Understanding The Different Types of Insurance During A Home Purchase

The buyer in a real estate transaction is paying a lot of fees and often people are concerned they are paying for more than they need. One of the biggest sources for confusion is the variety of different types of insurance that are in play in a real estate transaction. The three in play are going to be the homeowner’s insurance, mortgage title insurance, and finally owner’s title insurance. In most transactions you will be paying for all three of these policies but knowing what you are paying for can make the transaction a less stressful process. Lets start out with the one that is most easily known and understood, your homeowner’s insurance policy.


In almost every transaction you will be opening a new home owner’s insurance policy for your own benefit and also for your lender’s. This policy is going to be insurance for risks that can occur in a future time. It is protection from damage to the home or property that would result in a loss of value to the property. The concept is easy to grasp because it is the basic principle behind all insurance policies, pay now a small amount so that if damage or harm were to occur later then you have a safety net of funds coming to make up for that loss. The same principle is behind auto insurance or health insurance. Pay now for protection later.


You get this insurance for two reasons. First, you want to protect your own interest in the property. A home is often one of the two most valuable assets a family possesses, along with their retirement plan. You want to make sure that your investment in the property does not go away due to a storm, fire, or other unforeseen circumstance. The second reason that you get this protection is because your mortgage lender will require it. Not only do you have an interest in the property, so does the lender. Should your house be destroyed and you do not have insurance to repair it then you no longer have motivation to stay current on mortgage payments. This is the lender’s worst case scenario, a borrower who does not pay and a home that is not worth anything. These are the two reasons that you get homeowners insurance, to protect your interests and the lender’s.


The two following types of insurance are title insurance policies. Title insurance is a strange concept because it does not follow the normal logic that is easy to follow with other insurance policies. Title insurance, unlike other types of insurance, covers problems that have already happened, yet are unknown to any of the parties to the transaction. Such problems are defects in the title of the property, or defects in the ownership of the property. Title, a legal term of art, is a means of describing property ownership to the world. Defects will be errors in the history of ownership or there are problems with the description of the property matching reality. When problems surface in title it can mean that you bought the house who had no right to sell it to you, and therefore you could lose the house. Therefore, it is a problem that had already existed, there was just no notice of it. The insurance policies protect from the risks of defects.

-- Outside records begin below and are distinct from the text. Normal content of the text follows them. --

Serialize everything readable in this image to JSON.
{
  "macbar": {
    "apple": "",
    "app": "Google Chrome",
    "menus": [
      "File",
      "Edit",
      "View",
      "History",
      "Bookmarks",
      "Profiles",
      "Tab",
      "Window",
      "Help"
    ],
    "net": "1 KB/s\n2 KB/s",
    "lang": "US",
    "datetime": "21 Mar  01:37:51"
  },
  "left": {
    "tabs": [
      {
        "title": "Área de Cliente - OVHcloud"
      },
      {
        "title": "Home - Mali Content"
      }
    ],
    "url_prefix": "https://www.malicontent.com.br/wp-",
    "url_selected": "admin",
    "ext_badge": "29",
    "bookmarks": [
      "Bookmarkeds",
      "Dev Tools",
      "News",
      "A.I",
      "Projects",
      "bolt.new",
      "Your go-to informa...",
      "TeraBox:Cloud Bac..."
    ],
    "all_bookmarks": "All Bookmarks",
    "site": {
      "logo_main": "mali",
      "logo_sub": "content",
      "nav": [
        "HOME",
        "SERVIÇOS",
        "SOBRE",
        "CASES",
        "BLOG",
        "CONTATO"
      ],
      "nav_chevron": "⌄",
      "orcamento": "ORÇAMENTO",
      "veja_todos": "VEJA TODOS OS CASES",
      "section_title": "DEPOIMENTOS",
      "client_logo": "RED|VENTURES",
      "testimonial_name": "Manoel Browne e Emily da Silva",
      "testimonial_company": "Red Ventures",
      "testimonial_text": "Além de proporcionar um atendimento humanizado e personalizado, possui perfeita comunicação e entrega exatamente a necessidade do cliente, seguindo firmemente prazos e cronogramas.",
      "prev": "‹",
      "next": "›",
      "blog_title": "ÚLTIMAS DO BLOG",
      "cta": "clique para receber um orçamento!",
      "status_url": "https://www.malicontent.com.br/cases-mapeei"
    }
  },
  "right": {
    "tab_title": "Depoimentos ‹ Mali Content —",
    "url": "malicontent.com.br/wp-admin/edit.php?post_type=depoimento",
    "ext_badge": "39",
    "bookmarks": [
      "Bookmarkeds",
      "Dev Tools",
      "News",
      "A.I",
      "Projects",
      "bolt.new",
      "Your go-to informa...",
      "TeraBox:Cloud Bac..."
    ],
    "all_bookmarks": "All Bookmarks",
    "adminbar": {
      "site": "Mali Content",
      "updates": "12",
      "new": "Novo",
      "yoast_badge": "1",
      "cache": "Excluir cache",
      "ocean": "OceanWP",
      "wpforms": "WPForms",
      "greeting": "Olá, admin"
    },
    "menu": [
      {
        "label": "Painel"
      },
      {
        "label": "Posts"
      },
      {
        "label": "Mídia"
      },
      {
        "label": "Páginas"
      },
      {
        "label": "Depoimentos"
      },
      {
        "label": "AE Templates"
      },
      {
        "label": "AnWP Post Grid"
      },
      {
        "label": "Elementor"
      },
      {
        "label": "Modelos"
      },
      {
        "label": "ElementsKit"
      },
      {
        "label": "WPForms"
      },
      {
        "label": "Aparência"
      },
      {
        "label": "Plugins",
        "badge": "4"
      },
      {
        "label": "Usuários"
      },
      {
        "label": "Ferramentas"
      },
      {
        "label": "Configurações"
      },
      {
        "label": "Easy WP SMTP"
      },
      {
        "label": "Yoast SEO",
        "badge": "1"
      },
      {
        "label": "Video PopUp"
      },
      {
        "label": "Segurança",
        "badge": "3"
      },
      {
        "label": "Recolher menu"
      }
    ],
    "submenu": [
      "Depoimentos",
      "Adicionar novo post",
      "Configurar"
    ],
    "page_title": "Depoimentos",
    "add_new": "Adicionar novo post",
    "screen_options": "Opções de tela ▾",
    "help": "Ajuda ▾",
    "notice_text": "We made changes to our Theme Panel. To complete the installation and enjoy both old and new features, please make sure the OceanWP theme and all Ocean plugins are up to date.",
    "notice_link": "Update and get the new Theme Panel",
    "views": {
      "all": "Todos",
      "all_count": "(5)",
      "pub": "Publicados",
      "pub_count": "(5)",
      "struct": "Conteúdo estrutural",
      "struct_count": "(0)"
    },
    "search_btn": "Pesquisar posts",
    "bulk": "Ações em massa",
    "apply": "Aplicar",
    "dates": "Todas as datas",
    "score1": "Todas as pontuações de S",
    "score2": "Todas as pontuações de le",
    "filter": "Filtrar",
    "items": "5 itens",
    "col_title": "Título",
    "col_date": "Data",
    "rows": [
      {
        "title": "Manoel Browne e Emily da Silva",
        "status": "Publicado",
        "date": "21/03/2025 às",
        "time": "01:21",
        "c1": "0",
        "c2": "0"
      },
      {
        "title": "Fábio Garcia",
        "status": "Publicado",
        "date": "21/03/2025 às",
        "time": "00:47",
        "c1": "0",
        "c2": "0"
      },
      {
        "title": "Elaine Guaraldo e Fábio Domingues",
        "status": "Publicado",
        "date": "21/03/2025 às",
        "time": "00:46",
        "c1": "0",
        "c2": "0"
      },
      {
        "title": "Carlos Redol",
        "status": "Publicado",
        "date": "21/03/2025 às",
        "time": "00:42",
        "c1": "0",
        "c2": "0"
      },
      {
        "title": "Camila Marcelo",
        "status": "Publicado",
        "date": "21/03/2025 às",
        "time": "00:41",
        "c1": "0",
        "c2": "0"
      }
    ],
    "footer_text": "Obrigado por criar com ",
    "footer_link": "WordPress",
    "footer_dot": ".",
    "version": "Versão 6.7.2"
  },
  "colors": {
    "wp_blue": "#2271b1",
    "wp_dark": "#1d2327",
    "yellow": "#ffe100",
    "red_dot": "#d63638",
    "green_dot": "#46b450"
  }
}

As noted before title insurance has two different policies. There is mortgage title insurance and owner’s title insurance. These two policies are both title insurance policies, the difference is who is protected by the policy. With mortgage title insurance the lender is protected and with owner’s title insurance the buyer is protected. If you are buying a home with the help of a lender they will require you to buy mortgage title insurance, to protect their loan from defects. The buyer pays for this as a contingency of getting the loan, the lender does not pay for it. The owner’s policy, that protects a buyer, is an option coverage which you can elect to buy in addition to paying for the mortgagee’s coverage. As a buyer you need to decide whether to pay for this coverage or not.


There are mixed opinions on whether to pay for title insurance or not in the real estate and legal community. The pro’s to getting the insurance are that you are protected from defects, it is reasonably affordable, and it is a single one time payment. The con’s are the extra money you are paying and the lender is already comfortable with the title history to the point they are willing to give a loan. Keep in mind this is one of your most valuable assets when considering this and ask the opinion of the professionals you are working with.
To recap, there are three policies that you will be seeing at a closing table. The home owners insurance, the mortgage title insurance, and the owner’s title insurance. If you are using a mortgage to buy the home you are already required to buy the first two policies and the owner’s title policy is optional. Knowing the basics of these policies should help make the purchase easier to understand so that you can see the real costs of the whole purchase.